Marigold manufactures and distributes a full line of dairy products, including frozen yogurt, which it markets under the KEMPS trademark. Marigold acquired a copyright for the container design.

Purity manufactured and distributed a full line of dairy products, which, in 1986, included a new frozen dessert line packaged in half gallon containers manufactured by Sealright Company. In 1988, Purity agreed with Marigold to distribute KEMPS frozen yogurt to Nashville CUB Foods grocery stores. Purity ordered from Marigold and distributed the frozen yogurt, along with other Purity products, to the CUB stores.

During 1988, Purity began developing its own frozen yogurt to be sold in half gallon containers, and employed Carden & Cherry to create and design the containers. Robert Bond, a Purity vice-president, discussed the design with Pam Johnson, a Carden & Cherry art director, and told her the design should "fit into the Purity family of cartons" and suggested that the artists refer to the Marigold container. Bond also instructed Johnson to copy the copyblock nutritional information from the Marigold container. The Thomas/Anderson design was created by using a Marigold container as a reference for the container design. Carden & Cherry sent the container designs to Sealright who advised Thomas that the fruit illustrations and the background looked similar to the Marigold container's background. At Thomas' instruction, Anderson modified these design features, and they were then accepted by Sealright.

II.

Summary judgment is proper "if the pleadings, depositions, answers to interrogatories, and admissions on file, together with the affidavits, if any, show that there is no genuine issue as to any material fact and that the moving party is entitled to a judgment as a matter of law." Fed.R.Civ.P. 56(c); Canderm Pharmacal, Ltd. v. Elder Pharmaceuticals, Inc. 862 F.2d 597, 601 (6th Cir.1988). Once the moving party has met its burden of showing an absence of the opponent's proof, the nonmoving party must go beyond the pleadings and designate specific facts showing that there is a genuine issue of material fact. See Celotex Corp. v. Catrett, 477 U.S. 317, 323 (1986); Pachla v. Saunders Sys., Inc., 899 F.2d 496, 498 (6th Cir.1990).

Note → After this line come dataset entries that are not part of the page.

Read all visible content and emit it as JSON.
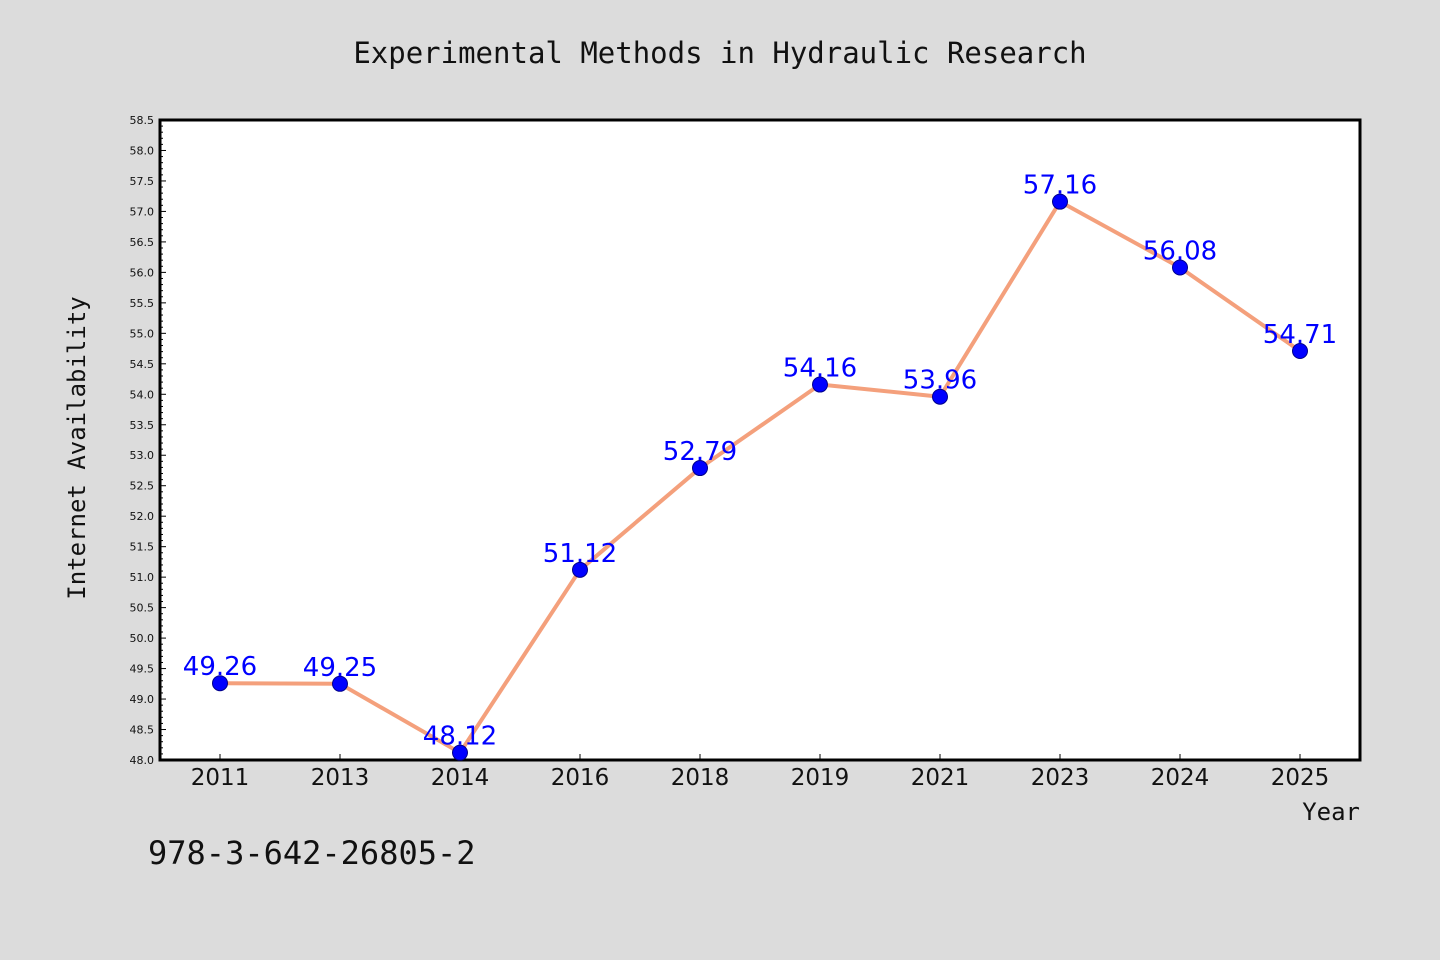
{
  "chart_data": {
    "type": "line",
    "title": "Experimental Methods in Hydraulic Research",
    "xlabel": "Year",
    "ylabel": "Internet Availability",
    "categories": [
      "2011",
      "2013",
      "2014",
      "2016",
      "2018",
      "2019",
      "2021",
      "2023",
      "2024",
      "2025"
    ],
    "series": [
      {
        "values": [
          49.26,
          49.25,
          48.12,
          51.12,
          52.79,
          54.16,
          53.96,
          57.16,
          56.08,
          54.71
        ],
        "labels": [
          "49.26",
          "49.25",
          "48.12",
          "51.12",
          "52.79",
          "54.16",
          "53.96",
          "57.16",
          "56.08",
          "54.71"
        ],
        "line_color": "#f4a07c",
        "marker_color": "#0000ff"
      }
    ],
    "ylim": [
      48.0,
      58.5
    ],
    "yticks": [
      "48.0",
      "48.5",
      "49.0",
      "49.5",
      "50.0",
      "50.5",
      "51.0",
      "51.5",
      "52.0",
      "52.5",
      "53.0",
      "53.5",
      "54.0",
      "54.5",
      "55.0",
      "55.5",
      "56.0",
      "56.5",
      "57.0",
      "57.5",
      "58.0",
      "58.5"
    ],
    "grid": false,
    "legend": "none"
  },
  "footnote": "978-3-642-26805-2",
  "colors": {
    "background": "#dcdcdc",
    "plot_area": "#ffffff",
    "label": "#0000ff"
  }
}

This court reviews a grant of summary judgment de novo under the same test as applied by the district court. See EEOC v. University of Detroit, 904 F.2d 331, 334 (6th Cir.1990).

III.

To establish copyright infringement, two elements must be proven: (1) ownership of a valid copyright; and (2) copying of original constituent elements of the work. Feist Publications, Inc. v. Rural Telephone Service Co., Inc., 499 U.S. ----, 111 S.Ct. 1282, 1296 (1991). Thus, Marigold must show that defendants copied the container design without authority. Blumcraft of Pittsburgh v. Newman Bros., Inc. 373 F.2d 905, 906 (6th Cir.1967).

Copyright protects the expression of ideas, but not the ideas themselves. Mazer v. Stein, 347 U.S. 201, 217 (1954). "[I]deas themselves and general concepts are not copyrightable." Mihalek Corp. v. Michigan, 814 F.2d 290, 294 (6th Cir.1987). Copyright protection does not extend to facts, such as the listing of a product's ingredients, contents or nutritional information. See 17 U.S.C. § 102; Kitchens of Sara Lee, Inc. v. Nifty Foods Corp., 266 F.2d 541, 545 (2d Cir.1959). Moreover, when idea and expression coincide, "there will be protection against nothing other than identical copying of the work." Sid & Marty Krofft Television Prods., Inc., 562 F.2d at 1168. Thus, "[a]s a matter of logic as well as law, the more numerous the differences between two works the less likely it is that they will create the same aesthetic impact so that one will appear to have been appropriated from the other." Mihalek Corp., 814 F.2d at 295.

IV.

Direct Evidence

As direct evidence of copying, Marigold offered Johnson a testimony that, at a Purity container design meeting, Bond stated he wanted a four color look and referred to a Marigold container design as a model design. In addition, Marigold submitted a Carden & Cherry copywriter's deposition testimony, explaining Purity's use of Marigold's copyblock as a reference or source for the container's copyblock information. Based on this evidence, the district court found defendant had copied portions of the container design.